# Ripley 1D Test

In [None]:
import plotly.graph_objects as go
import pandas as pd
import numpy as np
from pathlib import Path
from dataclasses import dataclass

In [None]:
@dataclass
class Parameters:
    REP:int
    NPTS:int
    NPTS_cl:int
    cl_std:float
    cl_loc:float
    LINELENGTH:float
    def NDST(self):
        """
        The number of distances
        """
        return self.NPTS**2 - self.NPTS
    def DENS(self):
        """
        The density of points
        """
        return self.NDST()/self.LINELENGTH


# Functions
$K(r) = \frac{1}{N^2-N}  \sum \limits_{i=0}^N \sum \limits_{j=0}^N D(i,j)<r \textrm{ (if i!=j)}$

* `K(r)` = Ripleys K-function
* `D(i,j)` = Distance between i and j
* `N` = Number of points

$L(r) = L*K(r) - 2*r $

* `L(r)` = Ripleys L-function
* `L` = Line Length

The `K(r)` function is a cummulative count of the number of distances within a radius (`r`), normalized to the total number of distances. It ranges from `K(0) = 0` to `K(inf)=1` if no edge correction is applied.
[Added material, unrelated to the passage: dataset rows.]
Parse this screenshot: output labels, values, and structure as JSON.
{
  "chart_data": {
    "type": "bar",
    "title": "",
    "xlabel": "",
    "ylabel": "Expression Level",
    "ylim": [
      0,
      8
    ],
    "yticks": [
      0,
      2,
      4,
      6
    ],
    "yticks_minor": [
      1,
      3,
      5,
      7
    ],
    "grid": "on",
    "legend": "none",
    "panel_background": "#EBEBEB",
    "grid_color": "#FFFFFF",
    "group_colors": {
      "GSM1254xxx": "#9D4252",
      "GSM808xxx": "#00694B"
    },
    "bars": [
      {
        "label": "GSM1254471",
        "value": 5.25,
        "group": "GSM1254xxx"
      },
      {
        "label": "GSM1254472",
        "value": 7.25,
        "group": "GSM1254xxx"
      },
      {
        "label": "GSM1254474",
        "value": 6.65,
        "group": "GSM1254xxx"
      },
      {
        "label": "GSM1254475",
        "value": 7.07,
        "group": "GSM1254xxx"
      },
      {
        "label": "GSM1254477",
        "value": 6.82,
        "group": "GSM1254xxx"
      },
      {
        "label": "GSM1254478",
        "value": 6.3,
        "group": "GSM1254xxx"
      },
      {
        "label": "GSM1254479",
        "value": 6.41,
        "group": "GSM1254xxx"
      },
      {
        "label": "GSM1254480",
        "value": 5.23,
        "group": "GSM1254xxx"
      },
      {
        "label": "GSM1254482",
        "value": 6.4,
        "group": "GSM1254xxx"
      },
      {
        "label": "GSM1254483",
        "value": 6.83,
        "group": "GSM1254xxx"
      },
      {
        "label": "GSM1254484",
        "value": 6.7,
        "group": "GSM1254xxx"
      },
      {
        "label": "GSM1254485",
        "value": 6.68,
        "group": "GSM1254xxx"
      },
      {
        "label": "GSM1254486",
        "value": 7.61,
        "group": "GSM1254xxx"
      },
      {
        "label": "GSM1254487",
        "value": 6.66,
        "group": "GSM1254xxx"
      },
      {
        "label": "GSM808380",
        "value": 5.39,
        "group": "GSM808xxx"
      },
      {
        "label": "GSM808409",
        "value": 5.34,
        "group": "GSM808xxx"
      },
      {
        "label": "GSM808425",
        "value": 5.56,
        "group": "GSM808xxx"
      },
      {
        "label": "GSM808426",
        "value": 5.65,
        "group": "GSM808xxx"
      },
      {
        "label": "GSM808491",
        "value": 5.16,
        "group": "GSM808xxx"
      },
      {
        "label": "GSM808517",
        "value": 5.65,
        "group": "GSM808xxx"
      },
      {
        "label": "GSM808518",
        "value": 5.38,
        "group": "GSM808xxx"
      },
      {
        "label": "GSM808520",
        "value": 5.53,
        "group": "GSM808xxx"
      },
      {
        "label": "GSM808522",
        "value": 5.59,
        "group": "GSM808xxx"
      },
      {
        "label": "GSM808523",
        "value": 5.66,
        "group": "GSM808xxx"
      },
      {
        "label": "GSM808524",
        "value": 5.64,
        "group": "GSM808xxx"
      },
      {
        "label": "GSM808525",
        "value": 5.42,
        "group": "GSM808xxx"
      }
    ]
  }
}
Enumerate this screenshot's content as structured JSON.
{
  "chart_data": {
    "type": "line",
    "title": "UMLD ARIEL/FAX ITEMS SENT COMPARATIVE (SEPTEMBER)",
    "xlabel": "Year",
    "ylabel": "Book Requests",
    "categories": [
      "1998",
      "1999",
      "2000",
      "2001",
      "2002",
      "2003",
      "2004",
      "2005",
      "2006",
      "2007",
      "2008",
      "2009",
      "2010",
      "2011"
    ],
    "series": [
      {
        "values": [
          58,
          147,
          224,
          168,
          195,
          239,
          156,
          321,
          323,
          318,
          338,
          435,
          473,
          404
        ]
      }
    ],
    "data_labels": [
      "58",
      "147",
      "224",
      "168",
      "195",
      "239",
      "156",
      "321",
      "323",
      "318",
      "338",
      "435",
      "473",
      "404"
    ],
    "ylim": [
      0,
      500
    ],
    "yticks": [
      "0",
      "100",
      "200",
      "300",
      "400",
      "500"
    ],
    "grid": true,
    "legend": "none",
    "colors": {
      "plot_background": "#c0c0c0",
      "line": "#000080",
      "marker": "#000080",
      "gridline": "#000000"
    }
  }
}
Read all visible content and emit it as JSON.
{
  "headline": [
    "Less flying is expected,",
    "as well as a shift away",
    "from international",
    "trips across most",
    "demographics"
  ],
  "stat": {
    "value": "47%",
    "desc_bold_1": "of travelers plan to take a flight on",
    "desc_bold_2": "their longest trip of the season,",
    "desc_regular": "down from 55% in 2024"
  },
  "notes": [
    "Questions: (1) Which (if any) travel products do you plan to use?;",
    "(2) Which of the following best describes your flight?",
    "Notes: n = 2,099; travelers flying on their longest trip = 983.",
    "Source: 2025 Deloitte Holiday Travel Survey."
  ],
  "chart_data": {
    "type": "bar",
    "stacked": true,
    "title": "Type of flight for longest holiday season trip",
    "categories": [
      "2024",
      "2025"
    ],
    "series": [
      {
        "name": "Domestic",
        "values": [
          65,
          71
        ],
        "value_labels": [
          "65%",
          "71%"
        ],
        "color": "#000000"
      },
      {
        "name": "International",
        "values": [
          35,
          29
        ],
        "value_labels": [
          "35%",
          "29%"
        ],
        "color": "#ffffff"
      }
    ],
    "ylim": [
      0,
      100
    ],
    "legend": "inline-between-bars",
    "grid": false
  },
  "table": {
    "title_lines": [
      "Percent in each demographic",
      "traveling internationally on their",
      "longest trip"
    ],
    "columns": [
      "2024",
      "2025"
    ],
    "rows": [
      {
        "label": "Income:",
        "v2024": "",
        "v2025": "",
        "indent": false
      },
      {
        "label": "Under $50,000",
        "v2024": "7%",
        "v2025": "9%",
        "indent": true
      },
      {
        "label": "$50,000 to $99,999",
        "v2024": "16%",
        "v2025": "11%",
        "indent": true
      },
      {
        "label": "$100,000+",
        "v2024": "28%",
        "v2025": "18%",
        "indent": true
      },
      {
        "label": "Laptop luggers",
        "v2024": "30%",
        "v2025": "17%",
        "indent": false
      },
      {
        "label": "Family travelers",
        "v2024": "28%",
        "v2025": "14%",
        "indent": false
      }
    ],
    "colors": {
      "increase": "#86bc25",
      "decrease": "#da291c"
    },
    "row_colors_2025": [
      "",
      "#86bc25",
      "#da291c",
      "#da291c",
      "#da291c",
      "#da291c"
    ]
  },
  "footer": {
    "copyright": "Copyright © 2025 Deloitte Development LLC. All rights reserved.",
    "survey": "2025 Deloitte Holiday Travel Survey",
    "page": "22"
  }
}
The `L(r)` function applies normalization to `K(r)` to the expected number of distances for a random distribution. It has an expected value of `0` for random distributed points. 

# Edge correction: Loop the line
Every distance is counted twice, once directly and once presuming the endpoints of the line form a loop.

In [None]:
def runRipley(p):
    distances = []
    ripley_lrs = []
    for r in range(p.REP):
        data = np.random.rand(p.NPTS)*p.LINELENGTH
        data[0:p.NPTS_cl] = p.cl_loc + np.random.randn(p.NPTS_cl)*p.cl_std
        dist = np.zeros(p.NDST())
        idx_dist = 0
        for i in range(p.NPTS):
            for j in range(i+1,p.NPTS):  # Measuring distances only once since a->b = b->a ; this is compensated later when calculating ripley_lr
                dist[idx_dist] = np.abs(data[i]-data[j])
                idx_dist += 1
                dist[idx_dist] = p.LINELENGTH-np.abs(data[i]-data[j])  # loop via other side
                idx_dist += 1
                
        dist = np.sort(dist)
        ripley_lr = [((2*x+2)/p.DENS()) - 2*dist[x] for x in range(len(dist))] # (2*x+2) because every distance is present twice (a->b and b->a)
        distances.append(dist)
        ripley_lrs.append(ripley_lr)
    
    fig = go.Figure()
    for r in range(p.REP):
        fig.add_trace(go.Scatter(x=distances[r], y=ripley_lrs[r],
                        mode='lines',
                        name=f'trace {r+1}'))
    fig.update_layout(xaxis_range=[0,p.LINELENGTH])
    return distances, ripley_lrs, fig


In [None]:
parameters = Parameters(REP=20, NPTS=100, NPTS_cl=0, cl_std=0.05, cl_loc=0.5, LINELENGTH=10)
x,y,fig = runRipley(parameters)
fig.update_layout(title='Random Points')
fig.update_layout(yaxis_range=[-1,3], xaxis_range=[0,parameters.LINELENGTH/2])
fig.show()
# for i in range(parameters.REP):
#     df = pd.DataFrame({'r':x[i], 'ripley_l(r)':y[i]})
#     pth = Path(Path.cwd(), f"curve_rand{i}.csv")
#     df.to_csv(pth)

In [None]:
parameters.NPTS_cl=50
x,y,fig = runRipley(parameters)
fig.update_layout(title='Clustered Points')
fig.update_layout(yaxis_range=[-1,3], xaxis_range=[0,parameters.LINELENGTH/2])
fig.show()
# for i in range(parameters.REP):
#     df = pd.DataFrame({'r':x[i], 'ripley_l(r)':y[i]})
#     pth = Path(Path.cwd(), f"curve_clustered{i}.csv")
#     df.to_csv(pth)